Cook. Stand the artichoke in a stainless steel pot with 2-3 inches (5-7.5 cm) of water so that it is not completely water cooked. Cook or steam the choke until the stem end is tender–about 20 to 40 minutes. Remove the thistle-like choke and the small purple leaves covering it with a teaspoon after cooking.
Pull off each leaf; dunk it in the sauce; put it in your mouth and pull, scraping the tender flesh through your teeth. Cut the tender nut-flavored bottom into bite-sized pieces, dunk in sauce and eat.
Baby artichokes can be trimmed, cooked and eaten whole.
Serve. Artichokes are always eaten cooked: boiled or steamed. Once cooked, they can be served hot, warm or cold. Serve with béchamel, butter, or hollandaise sauce.
To steam an artichoke, place it in a steamer basket over 3 inches of boiling salted water, cover and cook until tender: 15 minutes for smaller chokes, 45 minutes for large ones. To test if the artichoke is done, tug on one of the leaves; if it comes off easily the artichoke is done.
Whole cleaned baby artichokes can be deep-fried to a golden brown.
Stuffed artichokes are a favorite in Arabic cuisine. Stuff steamed artichokes with rice, ground meat, sausage, chicken, vegetables, cheese or combinations and bake until bubbling
To stuff an artichoke, spread open the leaves and remove some of the center leaves; cut off some of the hard tips of the outer leaves. For an Italian-style stuffing, use seasoned breadcrumbs with anchovies, topped with tomato sauce.
Use baby artichokes in stews or marinated in olive oil, vinegar, and garlic as part of an antipasto.
One culinary note: the fleshy part of the artichoke heart—which cooks call the “fond”—and leaves contain an acid called cynarin. Cynarin stimulates the sweetness receptors on the tongue and makes things that you taste after eating an artichoke seem sweet. So if you decide to drink wine when you eat artichokes, choose a wine with acidity such as a Chenin Blanc. And serve artichokes with neutral tasting foods such as pasta.
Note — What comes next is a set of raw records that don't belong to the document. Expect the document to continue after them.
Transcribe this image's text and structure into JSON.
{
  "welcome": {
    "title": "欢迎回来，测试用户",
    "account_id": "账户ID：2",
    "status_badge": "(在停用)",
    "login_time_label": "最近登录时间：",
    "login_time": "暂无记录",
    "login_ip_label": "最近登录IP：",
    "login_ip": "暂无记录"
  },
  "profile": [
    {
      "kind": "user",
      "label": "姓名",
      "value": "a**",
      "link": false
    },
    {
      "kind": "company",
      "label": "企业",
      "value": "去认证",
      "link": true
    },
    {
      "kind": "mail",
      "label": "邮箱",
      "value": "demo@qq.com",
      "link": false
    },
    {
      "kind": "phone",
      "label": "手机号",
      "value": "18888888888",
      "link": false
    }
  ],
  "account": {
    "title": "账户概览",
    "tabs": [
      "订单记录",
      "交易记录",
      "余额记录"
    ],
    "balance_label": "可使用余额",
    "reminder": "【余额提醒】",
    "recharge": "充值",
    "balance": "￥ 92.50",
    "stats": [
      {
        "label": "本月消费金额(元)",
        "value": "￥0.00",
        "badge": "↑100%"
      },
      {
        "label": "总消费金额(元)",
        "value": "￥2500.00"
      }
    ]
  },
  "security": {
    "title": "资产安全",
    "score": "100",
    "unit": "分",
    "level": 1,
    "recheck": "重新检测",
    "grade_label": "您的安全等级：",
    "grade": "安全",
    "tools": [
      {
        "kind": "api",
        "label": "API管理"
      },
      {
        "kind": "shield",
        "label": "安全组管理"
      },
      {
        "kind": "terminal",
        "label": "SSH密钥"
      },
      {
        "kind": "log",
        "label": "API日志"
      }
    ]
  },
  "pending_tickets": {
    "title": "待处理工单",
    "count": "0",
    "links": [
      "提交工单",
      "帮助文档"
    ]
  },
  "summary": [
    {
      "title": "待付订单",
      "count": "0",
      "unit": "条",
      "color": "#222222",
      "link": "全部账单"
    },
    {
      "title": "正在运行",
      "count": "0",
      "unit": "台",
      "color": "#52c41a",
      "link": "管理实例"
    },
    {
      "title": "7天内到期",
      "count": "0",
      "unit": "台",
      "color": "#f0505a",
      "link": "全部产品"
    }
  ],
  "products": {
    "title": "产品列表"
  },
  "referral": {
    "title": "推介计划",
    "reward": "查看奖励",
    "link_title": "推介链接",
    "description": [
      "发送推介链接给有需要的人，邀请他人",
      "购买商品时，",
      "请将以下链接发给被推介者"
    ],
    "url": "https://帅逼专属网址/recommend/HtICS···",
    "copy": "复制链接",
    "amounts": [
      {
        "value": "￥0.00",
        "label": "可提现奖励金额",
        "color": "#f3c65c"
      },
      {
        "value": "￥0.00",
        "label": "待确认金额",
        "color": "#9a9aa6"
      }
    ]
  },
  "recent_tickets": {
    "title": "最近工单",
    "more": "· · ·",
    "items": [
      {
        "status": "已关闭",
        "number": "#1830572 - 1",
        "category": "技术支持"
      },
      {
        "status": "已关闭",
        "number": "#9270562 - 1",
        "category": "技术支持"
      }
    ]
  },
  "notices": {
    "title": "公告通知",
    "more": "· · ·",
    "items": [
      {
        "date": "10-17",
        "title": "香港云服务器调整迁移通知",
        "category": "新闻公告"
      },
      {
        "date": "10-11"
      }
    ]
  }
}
Nutrition. Artichokes contain a small amount of potassium and vitamin A and no fat. Medium cooked artichoke will have from 8 to 44 calories.
Artichoke facts and trivia. Artichokes are descended from the wild cardoon. The first artichokes appeared in North Africa or Sicily. The cultivation of artichokes spread from Sicily to Southern Italy more than 2,000 years ago. The ancient Romans enjoyed artichokes and were the first to preserve them in vinegar or brine, a practice that is common today.
Catherine de Medici put artichokes on the culinary map in the fourteenth-century when she left Florence to become the queen of France and took her cooks and artichokes along.
French colonist introduced artichokes to Louisiana and to the United States.
The largest artichoke producing countries are Italy, Spain, and France which account for more than 80 percent of the crop worldwide. In the United States almost the entire commercial artichoke crop is grown along the central coast of California.
The botanical name for artichoke is Cynara scolymus.